Saldar todos os credores.
Um manuscrito de Voltaire.
Esta última aposta era do
poeta que se gabava de possuir muitos manuscritos de homens célebres, e que,
declarando o que perderia, teve cuidado de fazer observar que perderia mais que
todos.
No caso em que Ernesto fosse
derrotado pagaria aos outros, coletivamente, um lauto banquete.
Nisto despediram-se.
Ernesto
estava compenetrado da situação. Perder era correr-se de vergonha, sobretudo
depois do tom em que falara e da confiança que mostrava ter em si. Outras
razões aduzia ainda: ganhar era, não só envergonhar a tantos, como ainda entrar
de cabeça alta na posse de uma mulher
formosa e de uma fortuna regular.
Já por esta reflexão fica o
leitor instruído de que Ernesto não era homem de dar uma polegada de si ao
ideal. Uns através dos olhos da mulher queriam ver a alma; Ernesto enxergou
simplesmente uma bolsa recheada. Este modo de traficar a própria pessoa não é
nenhuma descoberta, nem eu me dou por Arquimedes. Aponto simplesmente mais este
traço do nosso herói.
Ora, o nosso herói, pesadas as
coisas, ficou determinado a entrar em combate.
"Qu'allait-il faire
dans cette galère?" perguntaria
Geronte.
O caso é que foi.
A primeira coisa que Ernesto
resolveu no seu espírito foi não ceder um palmo ao encanto de Onda. Era o
melhor meio para operar melhor. Estando a frio podia calcular, e calcular era,
pelo menos, criar as mesmas vantagens da inimiga.

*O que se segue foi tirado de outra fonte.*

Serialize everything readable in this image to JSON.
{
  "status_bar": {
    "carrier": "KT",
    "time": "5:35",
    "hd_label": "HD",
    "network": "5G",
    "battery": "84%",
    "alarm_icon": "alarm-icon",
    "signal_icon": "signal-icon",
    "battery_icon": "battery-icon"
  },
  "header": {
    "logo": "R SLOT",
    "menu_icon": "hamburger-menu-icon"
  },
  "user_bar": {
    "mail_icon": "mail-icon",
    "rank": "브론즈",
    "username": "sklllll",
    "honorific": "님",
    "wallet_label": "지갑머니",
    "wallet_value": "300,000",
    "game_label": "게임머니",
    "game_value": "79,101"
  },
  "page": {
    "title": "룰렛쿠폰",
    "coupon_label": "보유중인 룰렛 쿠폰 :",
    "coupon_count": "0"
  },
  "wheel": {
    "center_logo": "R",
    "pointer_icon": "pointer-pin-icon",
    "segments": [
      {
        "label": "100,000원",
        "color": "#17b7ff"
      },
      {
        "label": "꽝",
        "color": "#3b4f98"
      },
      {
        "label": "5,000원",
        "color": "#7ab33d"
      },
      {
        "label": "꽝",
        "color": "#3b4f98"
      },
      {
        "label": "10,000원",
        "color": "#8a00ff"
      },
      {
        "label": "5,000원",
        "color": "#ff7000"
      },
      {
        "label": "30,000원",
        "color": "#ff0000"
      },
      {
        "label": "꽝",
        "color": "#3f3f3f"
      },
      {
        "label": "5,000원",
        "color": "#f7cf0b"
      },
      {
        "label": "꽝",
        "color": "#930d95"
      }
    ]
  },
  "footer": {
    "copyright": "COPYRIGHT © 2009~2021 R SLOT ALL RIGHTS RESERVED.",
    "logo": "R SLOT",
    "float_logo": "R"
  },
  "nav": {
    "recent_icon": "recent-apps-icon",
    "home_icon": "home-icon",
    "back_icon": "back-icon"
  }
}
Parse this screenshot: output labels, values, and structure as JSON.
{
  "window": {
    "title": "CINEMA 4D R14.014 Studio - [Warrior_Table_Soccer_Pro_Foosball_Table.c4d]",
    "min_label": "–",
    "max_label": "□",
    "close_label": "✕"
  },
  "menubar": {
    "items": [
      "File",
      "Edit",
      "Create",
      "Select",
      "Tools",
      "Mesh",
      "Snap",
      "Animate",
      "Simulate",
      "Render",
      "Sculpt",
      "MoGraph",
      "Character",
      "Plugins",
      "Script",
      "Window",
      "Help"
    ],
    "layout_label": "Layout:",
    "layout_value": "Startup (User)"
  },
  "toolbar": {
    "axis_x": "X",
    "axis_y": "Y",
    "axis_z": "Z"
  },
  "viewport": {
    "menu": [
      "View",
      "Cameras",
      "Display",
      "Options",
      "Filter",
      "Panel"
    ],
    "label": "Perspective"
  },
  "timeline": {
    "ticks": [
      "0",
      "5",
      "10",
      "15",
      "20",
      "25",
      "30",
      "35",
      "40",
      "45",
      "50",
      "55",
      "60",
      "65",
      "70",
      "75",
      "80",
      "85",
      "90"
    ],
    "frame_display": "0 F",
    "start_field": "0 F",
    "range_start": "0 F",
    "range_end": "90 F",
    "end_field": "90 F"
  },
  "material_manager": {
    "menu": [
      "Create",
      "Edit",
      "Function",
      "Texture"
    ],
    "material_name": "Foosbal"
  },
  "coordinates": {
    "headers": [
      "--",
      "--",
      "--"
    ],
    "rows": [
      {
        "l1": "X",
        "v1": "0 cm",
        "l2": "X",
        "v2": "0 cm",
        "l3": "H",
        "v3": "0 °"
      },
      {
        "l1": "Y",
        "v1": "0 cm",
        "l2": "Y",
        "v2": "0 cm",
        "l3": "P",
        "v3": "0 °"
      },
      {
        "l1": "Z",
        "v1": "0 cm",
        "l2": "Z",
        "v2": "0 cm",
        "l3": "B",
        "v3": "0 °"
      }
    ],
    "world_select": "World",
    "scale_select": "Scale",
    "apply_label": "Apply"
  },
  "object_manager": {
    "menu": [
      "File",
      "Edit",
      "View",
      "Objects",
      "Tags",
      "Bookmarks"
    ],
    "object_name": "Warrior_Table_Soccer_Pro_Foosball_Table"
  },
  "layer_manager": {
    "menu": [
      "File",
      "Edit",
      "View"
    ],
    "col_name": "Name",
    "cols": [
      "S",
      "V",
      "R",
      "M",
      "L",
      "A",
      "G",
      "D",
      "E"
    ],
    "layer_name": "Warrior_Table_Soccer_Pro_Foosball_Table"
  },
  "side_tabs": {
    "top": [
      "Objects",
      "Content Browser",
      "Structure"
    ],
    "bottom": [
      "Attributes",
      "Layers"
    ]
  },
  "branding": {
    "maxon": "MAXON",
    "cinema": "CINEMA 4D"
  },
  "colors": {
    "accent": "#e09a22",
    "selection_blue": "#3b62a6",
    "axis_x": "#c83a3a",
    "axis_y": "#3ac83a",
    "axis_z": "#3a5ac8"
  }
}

Não nos demoremos, leitor, com
as primeiras cenas deste namoro, que nos não adiantam nada. Saltemos uns vinte dias
e cheguemos a uma tarde de junho em que Onda, em companhia de duas amigas,
espera a visita de Ernesto.
Depois de certa espera
anuncia-se a chegada do herói. Onda recebe-o com o melhor dos seus sorrisos.
Ernesto, contente de si,
cumprimentou o mais graciosamente que podia a bela e as amigas, e depois, com
uma graça que procurava ser natural, assentou-se na cadeira que Onda lhe
indicara com um gesto.
Até
este dia Ernesto tinha procedido muito elementarmente: fazia um louvor à beleza
de Onda entre dois suspiros que magoavam à força de parecerem magoados. Era, na
opinião de Ernesto, o primeiro meio, o mais natural, o mais próprio. O que é
certo é que, depois de alguns dias, Onda lhe parecera decidida a aceitá-lo. Mas
não seria fingimento? dizia consigo Ernesto; e concluindo pela afirmativa,
procurou empregar todas as suas armas, de maneira que não só pudesse aferir a
sinceridade dos sentimentos da moça, mas ainda inspirar-lhe sentimentos
verdadeiramente sinceros e profundos.
Ora, eis
aqui como ele estreou a conversa:
- Já sei
que está com saudades de mim?
- Ande lá,
respondeu Onda, ainda bem que é o primeiro a fazer o capítulo da própria
acusação.
- Sou
criminoso.
- Talvez,
não... Mas sabe por que tive saudades?
- Porque
não venho aqui há cinco dias.
- Bem. E
por que não veio?
Dizendo
isto Onda cravou em Ernesto um desses olhares que, procurando animar uma
resposta, deixam o espírito em perplexidade e confusão.
Ernesto
esteve dois minutos sem responder, mas também sem desviar os seus olhos dos
olhos da moça.
É que
aquele olhar era de fogo grego que Onda guardara para a ocasião oportuna.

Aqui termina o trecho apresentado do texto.